Wolfram Alpha indicates the following solution form:-
$$ \int_0^{2\pi} \frac{\sin x}{1 + A \sin x} dx = (1/A)\left( x - \frac{2 \tan^{-1} \left( \frac{A + \tan{(x/2)}}{\sqrt{(1-A^2)}}\right)}{\sqrt{(1-A^2)}} + constant\right)^{2\pi}_0 $$
My thinking is that substituting for $x$ by $2 \pi$ and by $0$ the corresponding values of $\tan(x/2)$ are the same, namely $\tan(\pi) = \tan(0) = 0$. It follows therefore that the fractional term:- $$ \frac{2 \tan^{-1} \left( \frac{A + \tan{(x/2)}}{\sqrt{(1-A^2)}}\right)}{\sqrt{(1-A^2)}} $$ has the same value ( let us call it $Q$ ) for $x=2\pi$ and $x=0.$ Therefore the definite integral becomes
$$ \int_0^{2\pi} \frac{\sin x}{1 + A \sin x} dx = (1/A)\left( (2\pi - Q + constant) - (0 - Q + constant) \right) = 2\pi/A. $$
For $A = 0.2$ we derive the result $$ \int_0^{2\pi} \frac{\sin x}{1 + 0.2 \sin x} dx = 10 \pi. $$
However Wolfram Alpha gives the answer as $-0.64782$ (approx.) which is reasonable looking at the graph.

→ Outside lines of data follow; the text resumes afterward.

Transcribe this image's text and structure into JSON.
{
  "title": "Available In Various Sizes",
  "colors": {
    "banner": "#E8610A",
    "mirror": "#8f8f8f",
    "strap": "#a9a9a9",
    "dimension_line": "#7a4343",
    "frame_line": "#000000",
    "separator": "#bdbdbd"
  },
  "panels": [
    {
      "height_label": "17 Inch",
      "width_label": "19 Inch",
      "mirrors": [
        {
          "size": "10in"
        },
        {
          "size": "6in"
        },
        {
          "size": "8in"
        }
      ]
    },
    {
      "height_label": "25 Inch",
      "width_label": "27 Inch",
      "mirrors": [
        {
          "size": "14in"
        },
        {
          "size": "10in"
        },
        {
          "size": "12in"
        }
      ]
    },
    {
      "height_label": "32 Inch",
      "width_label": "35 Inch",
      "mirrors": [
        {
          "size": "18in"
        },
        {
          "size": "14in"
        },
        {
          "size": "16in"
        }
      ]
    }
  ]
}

So what is wrong with my reasoning? ( I realize that the $\tan$ function is not continuous over the range $0,2\pi$ but I don't know what that implies for the analysis of the definite integral ).
EDIT I have accepted @abel's alternative method for solving the integral.
I have posted a related question here which asks why the approach which I followed is incorrect.